As Susie Yellowtail’s story suggests, Native nurses could be disruptive forces within government hospitals. Partly for this reason, for decades the BIA preferred not to assign Native nurses within their home communities and instead to send them to hospitals on other reservations. In doing so, the BIA was increasingly at odds with the demands of tribal leaders, who viewed the employment of tribal members at local hospitals as a matter of self-determination.

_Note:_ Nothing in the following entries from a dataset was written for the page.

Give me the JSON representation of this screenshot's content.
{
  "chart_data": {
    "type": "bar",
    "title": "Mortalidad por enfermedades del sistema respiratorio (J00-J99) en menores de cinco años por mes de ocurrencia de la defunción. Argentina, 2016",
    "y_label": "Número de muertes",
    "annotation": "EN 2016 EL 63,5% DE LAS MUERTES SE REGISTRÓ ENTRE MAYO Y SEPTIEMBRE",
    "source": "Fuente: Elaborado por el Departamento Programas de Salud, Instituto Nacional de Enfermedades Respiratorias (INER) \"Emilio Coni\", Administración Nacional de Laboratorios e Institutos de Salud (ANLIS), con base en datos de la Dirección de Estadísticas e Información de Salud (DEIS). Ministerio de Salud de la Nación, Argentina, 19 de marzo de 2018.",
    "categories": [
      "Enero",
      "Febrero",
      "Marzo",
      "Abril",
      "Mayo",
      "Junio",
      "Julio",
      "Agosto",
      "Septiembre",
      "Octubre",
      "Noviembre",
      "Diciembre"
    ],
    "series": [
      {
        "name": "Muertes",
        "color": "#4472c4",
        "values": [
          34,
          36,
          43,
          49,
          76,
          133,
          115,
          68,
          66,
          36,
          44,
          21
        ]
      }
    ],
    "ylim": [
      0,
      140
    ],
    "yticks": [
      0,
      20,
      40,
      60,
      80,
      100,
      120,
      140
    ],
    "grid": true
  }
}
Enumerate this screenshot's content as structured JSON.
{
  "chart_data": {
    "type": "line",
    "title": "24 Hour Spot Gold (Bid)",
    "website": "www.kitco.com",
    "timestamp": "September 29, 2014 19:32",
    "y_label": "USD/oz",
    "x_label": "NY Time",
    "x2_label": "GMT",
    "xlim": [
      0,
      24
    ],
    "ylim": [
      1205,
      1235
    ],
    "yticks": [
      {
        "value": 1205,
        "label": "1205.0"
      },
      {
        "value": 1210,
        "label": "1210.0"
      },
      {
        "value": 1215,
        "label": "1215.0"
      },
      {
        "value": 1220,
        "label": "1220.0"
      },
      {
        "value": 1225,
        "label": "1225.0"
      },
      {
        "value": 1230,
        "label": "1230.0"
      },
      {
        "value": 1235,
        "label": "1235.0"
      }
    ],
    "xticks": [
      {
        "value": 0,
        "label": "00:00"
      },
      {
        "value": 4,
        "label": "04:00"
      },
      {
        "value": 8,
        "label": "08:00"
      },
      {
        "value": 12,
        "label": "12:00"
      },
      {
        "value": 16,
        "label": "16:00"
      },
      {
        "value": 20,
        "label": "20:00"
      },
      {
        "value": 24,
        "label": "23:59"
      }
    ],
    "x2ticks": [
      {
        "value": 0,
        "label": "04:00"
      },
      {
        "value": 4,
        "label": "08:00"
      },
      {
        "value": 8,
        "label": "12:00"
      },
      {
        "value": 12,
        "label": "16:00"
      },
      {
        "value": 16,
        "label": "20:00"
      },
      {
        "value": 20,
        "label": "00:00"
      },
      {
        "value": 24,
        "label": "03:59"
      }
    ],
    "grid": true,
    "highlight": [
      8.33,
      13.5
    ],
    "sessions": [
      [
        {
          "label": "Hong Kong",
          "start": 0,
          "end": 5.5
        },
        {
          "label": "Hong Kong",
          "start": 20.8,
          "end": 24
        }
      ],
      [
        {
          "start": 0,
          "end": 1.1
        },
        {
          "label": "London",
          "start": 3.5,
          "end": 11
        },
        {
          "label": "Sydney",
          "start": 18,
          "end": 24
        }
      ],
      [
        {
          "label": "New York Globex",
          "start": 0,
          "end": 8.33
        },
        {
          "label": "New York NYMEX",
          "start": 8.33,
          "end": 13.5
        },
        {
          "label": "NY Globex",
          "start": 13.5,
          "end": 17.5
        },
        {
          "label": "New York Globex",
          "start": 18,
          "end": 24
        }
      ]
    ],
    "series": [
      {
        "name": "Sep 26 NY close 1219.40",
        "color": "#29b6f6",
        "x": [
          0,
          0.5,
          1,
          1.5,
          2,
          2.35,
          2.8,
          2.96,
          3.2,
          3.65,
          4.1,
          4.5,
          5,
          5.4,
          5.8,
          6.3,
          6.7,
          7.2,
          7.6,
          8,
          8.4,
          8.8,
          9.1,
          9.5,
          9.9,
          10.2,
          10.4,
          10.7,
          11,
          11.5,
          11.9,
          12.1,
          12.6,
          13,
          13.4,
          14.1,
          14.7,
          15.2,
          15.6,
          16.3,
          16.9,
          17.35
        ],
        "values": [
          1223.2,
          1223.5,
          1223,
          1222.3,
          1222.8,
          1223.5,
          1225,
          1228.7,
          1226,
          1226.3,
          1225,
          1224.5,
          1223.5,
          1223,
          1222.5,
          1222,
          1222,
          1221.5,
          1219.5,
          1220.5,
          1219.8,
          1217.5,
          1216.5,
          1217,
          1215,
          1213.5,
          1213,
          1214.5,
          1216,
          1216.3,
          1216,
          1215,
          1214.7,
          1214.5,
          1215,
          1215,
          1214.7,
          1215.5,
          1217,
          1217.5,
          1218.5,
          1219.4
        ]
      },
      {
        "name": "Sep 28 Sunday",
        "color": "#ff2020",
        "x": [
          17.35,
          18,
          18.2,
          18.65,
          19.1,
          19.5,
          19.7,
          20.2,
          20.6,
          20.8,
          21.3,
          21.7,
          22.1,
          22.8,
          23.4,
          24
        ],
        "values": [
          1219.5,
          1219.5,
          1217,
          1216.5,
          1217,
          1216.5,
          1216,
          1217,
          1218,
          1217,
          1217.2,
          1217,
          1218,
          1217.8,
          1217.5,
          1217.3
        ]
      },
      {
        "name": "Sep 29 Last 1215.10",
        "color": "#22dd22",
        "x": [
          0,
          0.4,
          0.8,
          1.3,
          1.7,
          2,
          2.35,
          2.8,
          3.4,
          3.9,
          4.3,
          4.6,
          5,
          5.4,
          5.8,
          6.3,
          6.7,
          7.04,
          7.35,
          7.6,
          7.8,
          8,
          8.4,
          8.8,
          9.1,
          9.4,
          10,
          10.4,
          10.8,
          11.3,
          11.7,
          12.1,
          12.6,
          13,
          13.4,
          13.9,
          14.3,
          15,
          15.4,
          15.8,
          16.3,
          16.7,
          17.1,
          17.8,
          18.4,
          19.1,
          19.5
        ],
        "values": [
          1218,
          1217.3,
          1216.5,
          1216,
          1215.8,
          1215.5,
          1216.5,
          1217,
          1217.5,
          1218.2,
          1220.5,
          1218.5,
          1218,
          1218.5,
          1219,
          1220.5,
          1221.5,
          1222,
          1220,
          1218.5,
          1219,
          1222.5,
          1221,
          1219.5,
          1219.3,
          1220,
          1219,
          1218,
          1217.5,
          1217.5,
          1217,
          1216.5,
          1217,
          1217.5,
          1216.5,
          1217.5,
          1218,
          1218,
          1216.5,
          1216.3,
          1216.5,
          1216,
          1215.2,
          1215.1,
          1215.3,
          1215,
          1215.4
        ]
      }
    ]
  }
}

By the early 1970s, there were enough Native American nurses to form a professional organization, the American Indian Nurses Association (AINA). AINA raised awareness of health disparities; sensitized non-Native medical providers to tribal histories and cultures; and advocated greater openness to Native healing practices. In these same years, some Native nurses adopted more explicitly activist roles in the context of growing concerns of coercive sterilization in government hospitals. In 1973, Connie Pinkerton-Uri, a Choctaw and Cherokee physician, visited the government hospital in Claremore, Oklahoma, at the invitation of more than a dozen Native nurses who were protesting discriminatory labor practices and poor patient care. During her visit, the nurses made her aware of what she referred to as a “sterilization factory” at Claremore. While some Native nurses would ultimately become frustrated by the politicization of reproductive health care, Pinkerton-Uri regularly credited Native nurses with leading the “revolt” against unethical sterilization practices.

During the last years of Susie Yellowtail’s life—she died on Christmas Day 1981—she, other members of AINA, and Connie Pinkerton-Uri, among others, shared at least one conviction: the future of Native health and well-being depended on the recruitment of more Native nurses.